The Irish nation and its people stand on the precipice. The seemingly bottomless pit into which public monies continue to be sunk in order to rescue the banking system, combined with already-stretched finances, has raised concerns that a default by the Irish government is imminent. International investors reacted to the stream of negative news flow, and the premium for five-year Irish credit default swaps (CDS), soared to more than 420 basis points, suggesting a cumulative default probability of 34 per cent, assuming a market-convention 40 per cent recovery rate.
The market stress is plain for all to see, but the continued negativity emanating from certain corners is unhelpful, and particularly so given that much of the analysis is simply incorrect. It has been argued with some aplomb that the ten percent devaluation in 1993, following the then-government’s aborted attempt to defend the currency, was the torch that brought the ‘Celtic Tiger’ to life.
This argument is then followed by the contention that joining the euro at an overvalued rate later in the decade contributed to subpar export performance in the subsequent decade. It is this commentator’s belief that such arguments are entirely false, and if not for our commitment to the European project, it is highly probable that Irish living standards would still be languishing below the EU average.
There are several factors that coalesced to produce the extraordinary growth of the ‘Celtic Tiger’ years, though it is undoubtedly true that Ireland’s commitment to Europe played a huge part in the transformation of the economy. The sense of urgency among U.S. multinationals to establish operations in Europe increased following the Single European Act, which came into effect during the summer of 1987, and paved the way for the creation of a single market by the end of 1992. U.S. companies were provided with further impetus to move to Europe after the Maastricht Treaty in 1992, and the subsequent movement towards monetary union.
Intel (NASDAQ:INTC) arrived here in 1990 and the company’s action provided Ireland with an important selling point, which was reinforced not only by the low manufacturing tax rate and young English-speaking population, but also by the U.K.’s decision to withdraw from the exchange rate mechanism (ERM) in 1992. Almost every major U.S. technology company followed Intel’s lead, and between 1991 and 1994, Ireland attracted roughly 40 per cent of all U.S. electronics investments in Europe.

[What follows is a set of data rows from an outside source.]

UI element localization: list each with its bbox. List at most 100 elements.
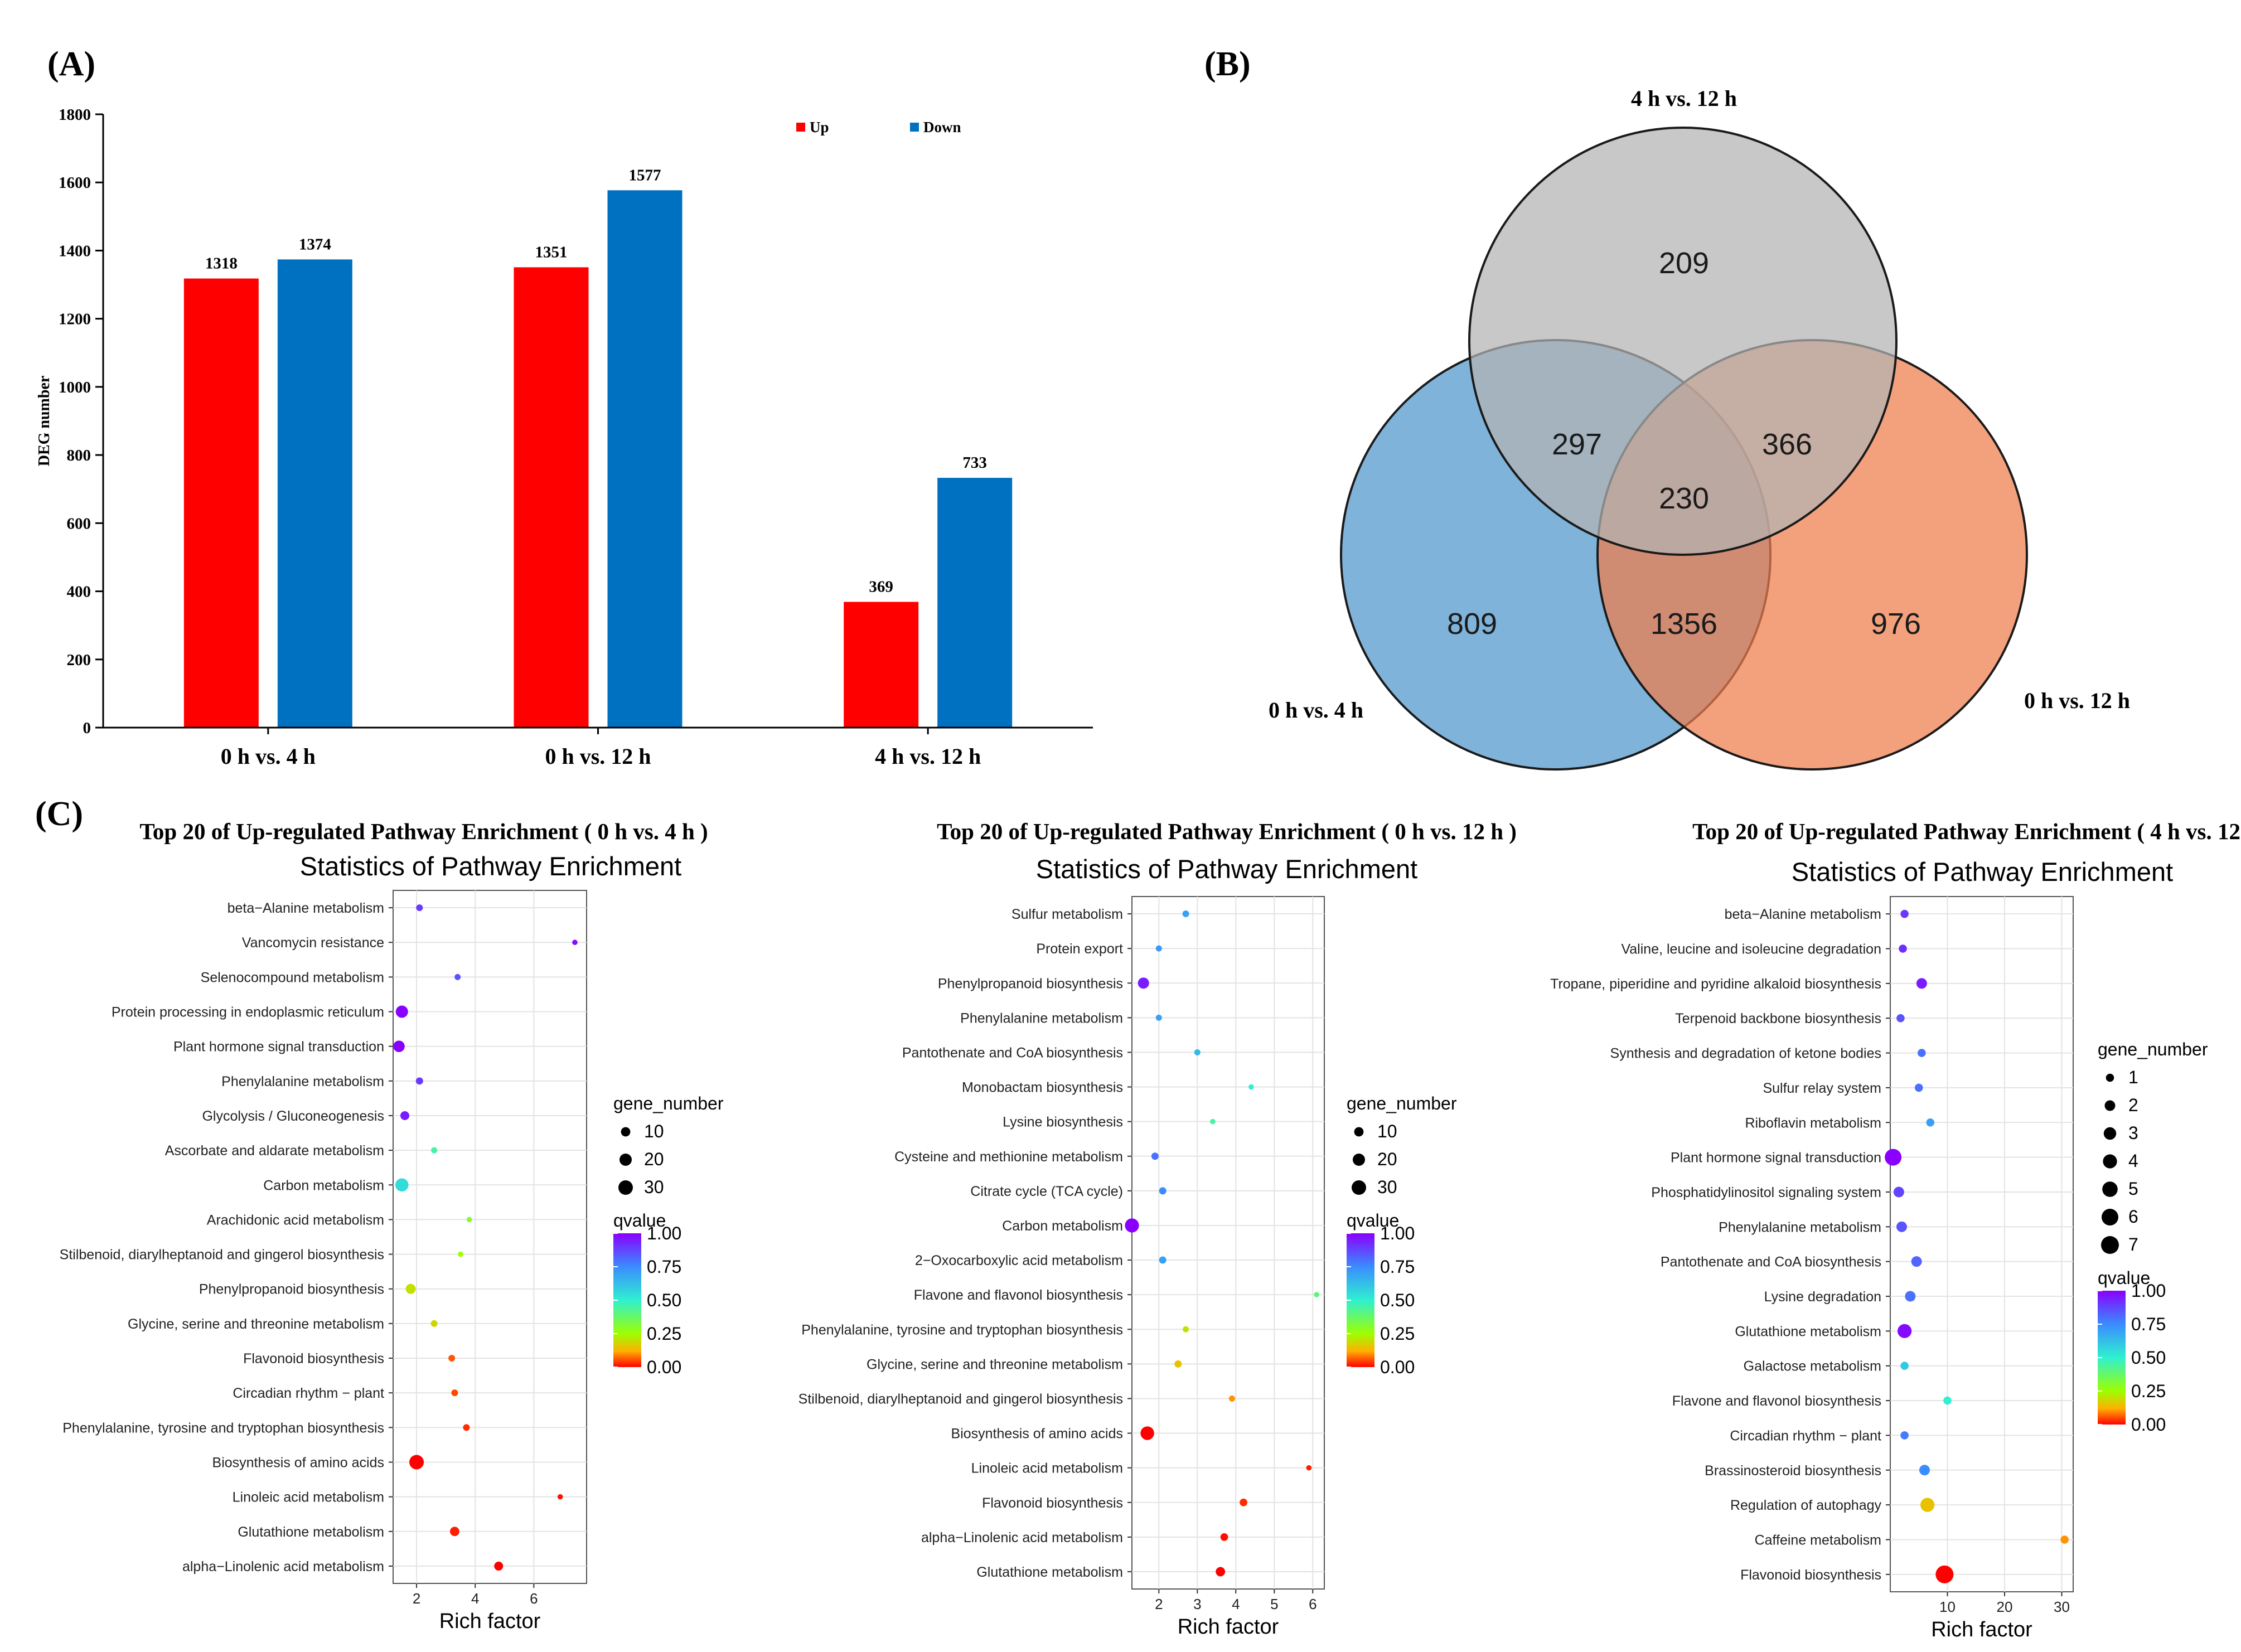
bubble-chart-heading: Top 20 of Up-regulated Pathway Enrichmen…	[1692, 818, 2241, 844]
size-legend-label: 10	[1377, 1121, 1397, 1141]
pathway-label: Plant hormone signal transduction	[173, 1039, 384, 1055]
legend-label-up: Up	[810, 119, 829, 135]
bubble-chart-heading: Top 20 of Up-regulated Pathway Enrichmen…	[937, 818, 1517, 844]
enrichment-point	[1159, 1187, 1167, 1195]
enrichment-point	[454, 973, 461, 980]
enrichment-point	[1900, 1431, 1909, 1440]
pathway-label: Protein processing in endoplasmic reticu…	[112, 1005, 384, 1020]
pathway-label: Phenylpropanoid biosynthesis	[199, 1282, 384, 1297]
pathway-label: Flavonoid biosynthesis	[243, 1351, 384, 1367]
x-tick-label: 2	[1155, 1596, 1163, 1612]
x-axis-label: Rich factor	[1931, 1618, 2032, 1641]
legend-swatch-up	[796, 123, 805, 132]
colorbar-tick-label: 0.25	[1380, 1324, 1415, 1344]
pathway-label: alpha−Linolenic acid metabolism	[182, 1559, 384, 1575]
size-legend-label: 3	[2128, 1123, 2138, 1143]
colorbar-tick-label: 1.00	[1380, 1223, 1415, 1243]
size-legend-dot	[2103, 1154, 2117, 1169]
pathway-label: Pantothenate and CoA biosynthesis	[902, 1045, 1123, 1060]
pathway-label: Phosphatidylinositol signaling system	[1651, 1185, 1881, 1200]
legend-label-down: Down	[923, 119, 961, 135]
pathway-label: beta−Alanine metabolism	[1725, 907, 1881, 922]
colorbar-tick-label: 0.75	[1380, 1257, 1415, 1277]
pathway-label: Glycine, serine and threonine metabolism	[867, 1357, 1123, 1372]
size-legend-label: 30	[644, 1177, 664, 1197]
bar-legend: Up Down	[796, 119, 961, 135]
colorbar-tick-label: 0.75	[2131, 1314, 2166, 1334]
x-tick-label: 10	[1939, 1598, 1956, 1615]
colorbar-tick-label: 0.25	[2131, 1381, 2166, 1401]
pathway-label: Citrate cycle (TCA cycle)	[970, 1184, 1123, 1199]
bar-value-label: 1318	[205, 255, 238, 273]
pathway-label: Riboflavin metabolism	[1745, 1115, 1881, 1131]
enrichment-point	[1943, 1396, 1952, 1405]
gene-number-legend: gene_number 10 20 30	[613, 1093, 724, 1197]
size-legend-dot	[2102, 1209, 2118, 1225]
size-legend-label: 6	[2128, 1207, 2138, 1227]
panel-label-a: (A)	[47, 45, 95, 83]
enrichment-point	[1898, 1324, 1912, 1338]
colorbar-tick-label: 0.50	[647, 1290, 681, 1310]
pathway-label: Pantothenate and CoA biosynthesis	[1661, 1254, 1881, 1270]
enrichment-point	[395, 1178, 409, 1192]
enrichment-point	[431, 1147, 438, 1154]
x-axis-label: Rich factor	[1178, 1615, 1279, 1639]
y-tick-label: 200	[67, 651, 91, 669]
y-tick-label: 1400	[59, 242, 91, 260]
bar-value-label: 369	[869, 578, 893, 596]
venn-region-all: 230	[1659, 482, 1709, 515]
enrichment-point	[1896, 1014, 1905, 1023]
y-tick-label: 1000	[59, 379, 91, 396]
pathway-label: Circadian rhythm − plant	[233, 1385, 384, 1401]
pathway-label: Glycolysis / Gluconeogenesis	[202, 1108, 384, 1124]
y-axis-label: DEG number	[36, 376, 53, 467]
enrichment-point	[409, 1455, 424, 1470]
enrichment-point	[463, 1424, 470, 1431]
enrichment-point	[1210, 1118, 1216, 1125]
enrichment-point	[1306, 1465, 1312, 1471]
pathway-label: Phenylalanine, tyrosine and tryptophan b…	[801, 1322, 1123, 1338]
bar-up	[514, 267, 589, 728]
size-legend-dot	[2103, 1127, 2117, 1140]
panel-label-b: (B)	[1204, 45, 1251, 83]
qvalue-colorbar	[1347, 1233, 1374, 1367]
enrichment-point	[1935, 1565, 1954, 1583]
qvalue-colorbar	[2098, 1291, 2126, 1425]
size-legend-dot	[619, 1154, 632, 1166]
gene-number-legend: gene_number 1 2 3 4 5 6 7	[2098, 1039, 2208, 1254]
size-legend-title: gene_number	[2098, 1039, 2208, 1059]
bubble-chart-0h-vs-12h: Top 20 of Up-regulated Pathway Enrichmen…	[798, 818, 1517, 1639]
size-legend-label: 1	[2128, 1067, 2138, 1087]
bar-up	[844, 602, 919, 728]
colorbar-tick-label: 0.25	[647, 1324, 681, 1344]
pathway-label: Lysine biosynthesis	[1003, 1115, 1123, 1130]
bar-value-label: 733	[962, 454, 987, 472]
enrichment-point	[1216, 1567, 1226, 1577]
enrichment-point	[1900, 1362, 1909, 1370]
enrichment-point	[1916, 978, 1927, 989]
size-legend-label: 20	[1377, 1149, 1397, 1169]
size-legend-dot	[618, 1180, 633, 1195]
pathway-label: alpha−Linolenic acid metabolism	[921, 1530, 1123, 1546]
pathway-label: Galactose metabolism	[1744, 1359, 1881, 1374]
plot-panel	[393, 890, 587, 1584]
enrichment-point	[450, 1527, 459, 1537]
colorbar-tick-label: 0.00	[2131, 1414, 2166, 1435]
bubble-chart-heading: Top 20 of Up-regulated Pathway Enrichmen…	[139, 818, 708, 844]
enrichment-point	[2060, 1535, 2069, 1544]
enrichment-point	[494, 1561, 504, 1571]
enrichment-point	[1194, 1049, 1201, 1055]
x-category-label: 0 h vs. 12 h	[545, 744, 651, 769]
y-tick-label: 400	[67, 583, 91, 601]
enrichment-point	[395, 1005, 408, 1018]
pathway-label: Vancomycin resistance	[242, 935, 384, 951]
y-tick-label: 1200	[59, 311, 91, 328]
x-tick-label: 4	[471, 1590, 479, 1607]
venn-region-top-only: 209	[1659, 246, 1709, 280]
pathway-label: Glycine, serine and threonine metabolism	[128, 1316, 384, 1332]
legend-swatch-down	[910, 123, 919, 132]
bar-up	[183, 278, 259, 728]
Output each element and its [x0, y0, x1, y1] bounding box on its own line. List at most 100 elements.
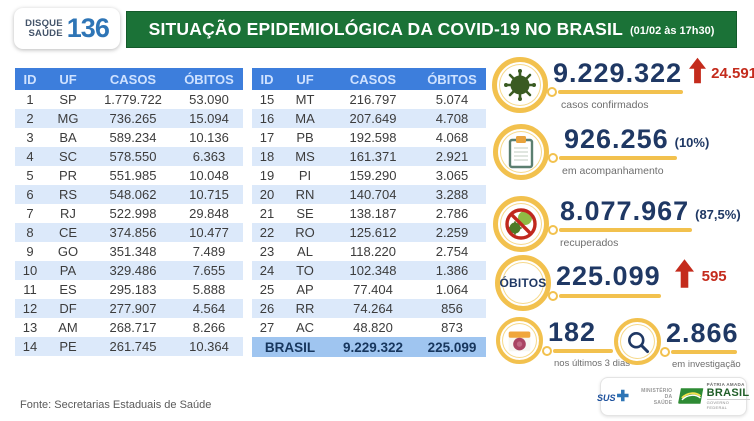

The Irish success in attracting America’s best technology companies was repeated with U.S. healthcare companies, as one by one they chose Ireland as their European home. By the early years of the new millennium, Ireland was home to 13 of the world’s top 15 pharmaceutical companies and 16 of the top 20 medical-device companies. The extraordinary accomplishment saw Ireland’s per capita stock of foreign direct investment jump to second highest in the world and double the EU average.
The timing was fortuitous, as both the U.S. technology and pharmaceutical sectors enjoyed a golden age in the mid- to late-'90s and Ireland benefitted handsomely. Irish exports expanded at a rate of almost 14 per cent a year during the 1990s, and Ireland’s share of world exports jumped from 0.64 to 1.22 per cent. It was not a modest ten percent devaluation of the currency in 1993 that precipitated this success, but undoubtedly the commitment to Europe.
The notion that Irish export performance has been decidedly poor since joining the euro is also without merit. Analysis by Proinnsias Breathnach, a senior lecturer at NIRSA, demonstrates that Ireland’s export growth rate from 2000 to 2007 was superior to that of 19 of the 29 other members of the OECD. Furthermore, the nation’s share of world exports increased over the period, a trend that persisted during the ‘great recession’, as Irish exports held up relatively well. Our share of goods exports did drop following the dotcom collapse and continued its descent as energy prices soared, but this has been easily offset by a more than doubling of our share of services exports. The idea that Ireland joined the euro at an overvalued rate is simply not supported by the evidence.
Ireland’s recent economic history is being rewritten in certain corners, and the nation’s euro adventure is being blamed for all our economic ills. This does the Irish people an extraordinary disservice and is downright dangerous in these turbulent times. Commitment to Europe propelled this nation out of the dark ages, and to argue otherwise, is simply not true. We would do well to heed the words of Charles Haddon Spurgeon, who declared in 1855 that, “A lie will go round the world while the truth is pulling its boots on.”